Ofwat allows retailers to raise prices from April
Retailers can recover a portion of excess bad debt by temporarily increasing prices from April 2022, according to an Ofwat statement.
The regulator confirmed its view that levels of bad debt costs across the business retail market are exceeding 2% of non-household revenue, thereby allowing "a temporary increase" in the maximum prices. Adjustments to price caps will apply for a minimum of two years to reduce the step changes in price that customers might experience.
Measures introduced since March 2020 to contain the spread of Covid-19 could lead to retailers facing higher levels of customer bad debt. Retailers’ abilities to respond to this are expected to be constrained by Ofwat strengthening protections for non-household customers during Covid-19 and the presence of price caps.
In April last year, Ofwat committed to provide additional regulatory protection if bad debt costs across the market exceeded 2% of non-household revenue.
Georgina Mills, Business Retail Market Director at Ofwat said: “These decisions aim to protect the interests of non-household customers in the short and longer term, including from the risk of systemic Retailer failure as the business retail market continues to feel the impacts of COVID-19. By implementing market-wide adjustments to price caps, we aim to minimise any additional costs for customers in the shorter term by promoting efficiency and supporting competition.”
There are also three areas where Ofwat has not reached definitive conclusions and is seeking further evidence and views from stakeholders:
- Pooling excess bad debt costs – Ofwat proposes that the recovery of excess bad debt costs is pooled across all non-household customers, via a uniform uplift to price caps.
- Keeping open the option of not pursuing a true up – For example if outturn bad debt costs are not materially higher than the 2% threshold.
- Undertaking the true up – If a 'true up' is required, Ofwat has set out how it expects this to work in practice.
Further consultation on the proposed adjustments to REC price caps can be expected by December.
"While it’s great that regulators are helping the industry deal with bad debt in the wake of the pandemic, raising prices only treats the symptoms. Instead, water companies should head upstream, using customer data to identify and rectify the causes of bad debt, stop it at source and help prevent it from occurring in the first place," she said.

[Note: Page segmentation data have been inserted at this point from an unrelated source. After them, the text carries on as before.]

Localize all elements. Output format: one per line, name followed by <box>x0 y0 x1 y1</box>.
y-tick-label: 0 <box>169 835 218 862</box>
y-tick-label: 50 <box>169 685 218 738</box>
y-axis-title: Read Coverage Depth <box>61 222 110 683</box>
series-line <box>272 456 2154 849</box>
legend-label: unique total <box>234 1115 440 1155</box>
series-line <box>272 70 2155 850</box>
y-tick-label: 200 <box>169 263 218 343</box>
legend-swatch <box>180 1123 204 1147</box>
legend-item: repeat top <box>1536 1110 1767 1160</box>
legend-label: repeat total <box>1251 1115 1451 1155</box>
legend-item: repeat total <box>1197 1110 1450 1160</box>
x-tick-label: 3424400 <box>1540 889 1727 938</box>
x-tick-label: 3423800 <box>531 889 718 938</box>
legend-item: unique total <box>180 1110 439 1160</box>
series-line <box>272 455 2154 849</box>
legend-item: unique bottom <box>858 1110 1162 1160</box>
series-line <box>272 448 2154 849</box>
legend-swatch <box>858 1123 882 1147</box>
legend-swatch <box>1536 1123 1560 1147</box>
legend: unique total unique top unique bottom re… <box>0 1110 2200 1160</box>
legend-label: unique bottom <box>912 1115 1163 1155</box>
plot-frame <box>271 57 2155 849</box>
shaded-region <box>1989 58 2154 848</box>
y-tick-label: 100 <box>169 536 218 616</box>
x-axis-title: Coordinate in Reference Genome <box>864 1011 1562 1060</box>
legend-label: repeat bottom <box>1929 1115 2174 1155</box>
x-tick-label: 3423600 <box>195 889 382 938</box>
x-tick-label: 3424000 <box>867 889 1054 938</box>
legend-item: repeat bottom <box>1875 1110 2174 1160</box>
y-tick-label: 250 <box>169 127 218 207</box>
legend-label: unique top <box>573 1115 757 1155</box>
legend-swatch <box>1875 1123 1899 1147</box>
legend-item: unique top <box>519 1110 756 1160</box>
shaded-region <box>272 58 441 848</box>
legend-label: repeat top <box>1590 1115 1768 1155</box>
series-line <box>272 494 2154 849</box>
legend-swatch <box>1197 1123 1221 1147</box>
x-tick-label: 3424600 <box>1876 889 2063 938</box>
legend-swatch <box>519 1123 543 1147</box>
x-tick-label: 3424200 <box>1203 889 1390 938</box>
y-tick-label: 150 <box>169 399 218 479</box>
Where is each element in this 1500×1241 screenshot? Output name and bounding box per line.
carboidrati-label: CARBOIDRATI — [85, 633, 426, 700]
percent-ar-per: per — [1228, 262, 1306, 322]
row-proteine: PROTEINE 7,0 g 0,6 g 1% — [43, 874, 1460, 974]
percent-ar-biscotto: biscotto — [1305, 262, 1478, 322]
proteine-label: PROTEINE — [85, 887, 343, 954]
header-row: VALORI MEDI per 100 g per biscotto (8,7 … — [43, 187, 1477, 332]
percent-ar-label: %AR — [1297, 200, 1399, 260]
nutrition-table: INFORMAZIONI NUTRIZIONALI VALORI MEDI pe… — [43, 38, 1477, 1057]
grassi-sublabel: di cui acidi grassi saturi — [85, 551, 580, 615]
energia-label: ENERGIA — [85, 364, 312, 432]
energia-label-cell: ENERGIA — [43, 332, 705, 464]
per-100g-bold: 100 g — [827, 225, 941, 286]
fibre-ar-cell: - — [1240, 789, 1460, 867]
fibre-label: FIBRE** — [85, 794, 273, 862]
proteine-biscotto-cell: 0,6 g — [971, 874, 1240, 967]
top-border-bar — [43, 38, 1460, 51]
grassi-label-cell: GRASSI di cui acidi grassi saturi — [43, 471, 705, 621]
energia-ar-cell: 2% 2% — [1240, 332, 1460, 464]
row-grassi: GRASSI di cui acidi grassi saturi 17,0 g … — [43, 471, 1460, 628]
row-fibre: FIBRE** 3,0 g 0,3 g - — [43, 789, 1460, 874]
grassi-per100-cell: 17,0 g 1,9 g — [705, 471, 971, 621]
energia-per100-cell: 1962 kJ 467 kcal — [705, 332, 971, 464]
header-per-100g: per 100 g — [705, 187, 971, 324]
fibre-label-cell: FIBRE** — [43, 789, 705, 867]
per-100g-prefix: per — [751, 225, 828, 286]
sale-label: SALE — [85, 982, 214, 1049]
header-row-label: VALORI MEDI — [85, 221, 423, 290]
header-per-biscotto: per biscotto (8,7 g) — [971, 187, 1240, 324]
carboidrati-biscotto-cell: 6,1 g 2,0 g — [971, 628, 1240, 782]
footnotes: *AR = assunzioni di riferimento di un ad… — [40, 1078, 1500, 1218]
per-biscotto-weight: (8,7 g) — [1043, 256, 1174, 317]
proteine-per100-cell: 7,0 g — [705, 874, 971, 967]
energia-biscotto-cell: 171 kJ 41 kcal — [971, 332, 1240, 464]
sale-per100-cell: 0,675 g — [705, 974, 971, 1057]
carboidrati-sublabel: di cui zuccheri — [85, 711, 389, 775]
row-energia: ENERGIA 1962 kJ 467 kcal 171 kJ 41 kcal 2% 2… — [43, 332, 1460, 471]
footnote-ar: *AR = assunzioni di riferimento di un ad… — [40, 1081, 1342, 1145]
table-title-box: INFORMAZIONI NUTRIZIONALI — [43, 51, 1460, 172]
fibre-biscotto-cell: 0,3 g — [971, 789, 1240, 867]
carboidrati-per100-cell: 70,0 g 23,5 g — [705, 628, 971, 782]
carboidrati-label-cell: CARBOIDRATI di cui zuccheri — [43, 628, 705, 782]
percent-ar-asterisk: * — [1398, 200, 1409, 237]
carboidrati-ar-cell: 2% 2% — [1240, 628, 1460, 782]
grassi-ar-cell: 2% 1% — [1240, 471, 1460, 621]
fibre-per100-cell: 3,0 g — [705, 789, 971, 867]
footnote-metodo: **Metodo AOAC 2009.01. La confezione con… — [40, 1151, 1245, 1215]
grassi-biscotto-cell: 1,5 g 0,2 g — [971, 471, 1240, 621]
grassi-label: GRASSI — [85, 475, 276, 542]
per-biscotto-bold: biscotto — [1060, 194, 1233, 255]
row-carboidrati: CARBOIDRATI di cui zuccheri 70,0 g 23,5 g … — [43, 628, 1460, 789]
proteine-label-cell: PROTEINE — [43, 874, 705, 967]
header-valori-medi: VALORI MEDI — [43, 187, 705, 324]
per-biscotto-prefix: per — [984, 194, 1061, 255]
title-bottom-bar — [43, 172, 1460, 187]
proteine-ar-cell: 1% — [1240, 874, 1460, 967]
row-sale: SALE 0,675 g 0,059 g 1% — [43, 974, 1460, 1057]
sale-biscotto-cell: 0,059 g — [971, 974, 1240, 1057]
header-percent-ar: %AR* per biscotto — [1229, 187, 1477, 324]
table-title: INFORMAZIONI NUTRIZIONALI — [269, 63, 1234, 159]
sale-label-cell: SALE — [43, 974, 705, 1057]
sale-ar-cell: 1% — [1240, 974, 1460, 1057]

"While recouping costs is a must, water companies shouldn’t just rely on the regulator. Data can help companies segment customers, identify and assist customers that are struggling financially, avoiding penalising the entire customer in tackling the cause of the issue."
United Utilities picks up pipeline award
A race-against-time plumbing job to connect four huge water pipes into the large Haweswater Aqueduct in Cumbria saw United Utilities awarded Utility Project of the Year by Pipeline Industries Guild.
The Hallbank project, near Kendal, was completed within a tight eight-day deadline, in a storm and during the second COVID lockdown last November – and with three hours to spare. Principal construction manager John Dawson said the project helped boost the resilience of water supplies across the North West.
“I think what made us stand out was the scale, the use of future technology and the fact that we were really just one team, working collaboratively for a common goal," he said.
Camus Energy secures $16m funding
Camus Energy, which provides advanced grid management technology, has secured $16 million in a Series A round, led by Park West Asset Management and joined by Congruent Ventures, Wave Capital and other investors, including an investor-owned utility. Camus will leverage the operating capital to expand its grid management software platform to meet growing demand from utilities across North America.
As local utilities look to save money and increase their use of clean energy by tapping into low-cost and low-carbon local resources, Camus' grid management platform provides connectivity between the utility's operations team, its grid-connected equipment and customer devices.